Using PROC SQL to compute distinct counts for columns used as levels in an OLAP cube


When working with a SAS OLAP cube, both in analyzing cube design or for debugging a memory-related issue, you often need to determine what the distinct counts are for categorical columns in the input table that will be used as levels within cube dimensions.

To calculate distinct counts for levels within your cube, you can use PROC SQL with COUNT(DISTINCT varname) to determine the cardinalities, or number of unique values, for columns that will be used as dimension levels in your cube.

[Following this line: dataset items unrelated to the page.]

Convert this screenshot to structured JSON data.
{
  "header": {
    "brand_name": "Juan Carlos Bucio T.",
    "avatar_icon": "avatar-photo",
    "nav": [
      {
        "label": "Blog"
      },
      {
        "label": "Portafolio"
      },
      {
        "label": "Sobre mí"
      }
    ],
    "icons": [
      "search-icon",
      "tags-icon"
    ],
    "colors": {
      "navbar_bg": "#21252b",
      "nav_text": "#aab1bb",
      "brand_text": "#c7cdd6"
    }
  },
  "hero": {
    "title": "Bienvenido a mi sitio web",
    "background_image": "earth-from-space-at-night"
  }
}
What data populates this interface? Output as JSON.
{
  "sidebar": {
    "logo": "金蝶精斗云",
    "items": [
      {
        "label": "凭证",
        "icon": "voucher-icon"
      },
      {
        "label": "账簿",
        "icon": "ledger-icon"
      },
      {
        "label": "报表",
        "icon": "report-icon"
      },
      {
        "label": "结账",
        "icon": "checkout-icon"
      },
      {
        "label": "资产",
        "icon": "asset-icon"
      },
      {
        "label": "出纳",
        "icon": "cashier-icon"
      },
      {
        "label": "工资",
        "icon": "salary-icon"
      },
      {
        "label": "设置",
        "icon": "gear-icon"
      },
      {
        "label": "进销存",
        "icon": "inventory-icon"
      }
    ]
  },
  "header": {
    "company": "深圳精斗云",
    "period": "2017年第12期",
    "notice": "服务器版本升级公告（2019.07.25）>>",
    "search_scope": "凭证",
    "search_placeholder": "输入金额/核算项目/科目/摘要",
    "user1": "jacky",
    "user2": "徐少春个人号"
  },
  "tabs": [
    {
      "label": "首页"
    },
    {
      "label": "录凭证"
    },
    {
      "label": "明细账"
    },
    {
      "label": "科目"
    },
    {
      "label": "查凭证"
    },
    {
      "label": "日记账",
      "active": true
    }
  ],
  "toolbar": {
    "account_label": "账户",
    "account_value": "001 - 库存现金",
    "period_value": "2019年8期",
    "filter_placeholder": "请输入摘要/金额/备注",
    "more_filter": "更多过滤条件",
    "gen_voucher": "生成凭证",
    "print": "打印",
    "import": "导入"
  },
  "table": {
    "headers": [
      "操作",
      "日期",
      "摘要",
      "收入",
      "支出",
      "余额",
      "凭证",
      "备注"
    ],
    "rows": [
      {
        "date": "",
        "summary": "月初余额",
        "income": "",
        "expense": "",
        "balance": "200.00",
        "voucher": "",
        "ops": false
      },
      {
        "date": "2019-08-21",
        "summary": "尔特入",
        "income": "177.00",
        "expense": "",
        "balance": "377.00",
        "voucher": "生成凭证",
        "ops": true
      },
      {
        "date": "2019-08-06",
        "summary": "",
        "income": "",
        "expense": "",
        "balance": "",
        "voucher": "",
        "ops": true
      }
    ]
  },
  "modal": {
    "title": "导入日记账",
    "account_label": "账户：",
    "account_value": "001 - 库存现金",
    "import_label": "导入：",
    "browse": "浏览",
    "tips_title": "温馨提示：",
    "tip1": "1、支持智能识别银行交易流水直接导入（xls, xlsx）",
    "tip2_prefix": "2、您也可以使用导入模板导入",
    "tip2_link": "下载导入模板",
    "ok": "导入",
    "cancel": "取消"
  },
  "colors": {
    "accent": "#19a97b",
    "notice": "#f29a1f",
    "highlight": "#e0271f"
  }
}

The following PROC SQL code computes the distinct counts for each categorical column of the sample table SASHELP.PRDSALE.

   PROC SQL;   
      SELECT count(distinct country) AS CNT_Country, 
             count(distinct region) as CNT_Region,
             count(distinct division) as CNT_Division,
             count(distinct prodtype) as CNT_Prodtype,
             count(distinct product) as CNT_Product,
             count(distinct year) as CNT_Year,
             count(distinct quarter) as CNT_Quarter,
             count(distinct month) as CNT_Month
      FROM SASHELP.PRDSALE;
   QUIT; 

The following distinct count values are returned for each of the requested classification columns.

   CNT_Country=3 
   CNT_Region=2 
   CNT_Division=2 
   CNT_Prodtype=2 
   CNT_Product=5 
   CNT_Year=2
   CNT_Quarter=4  
   CNT_Month=24 

This approach enables you to utilize the efficiency of SQL to compute these values.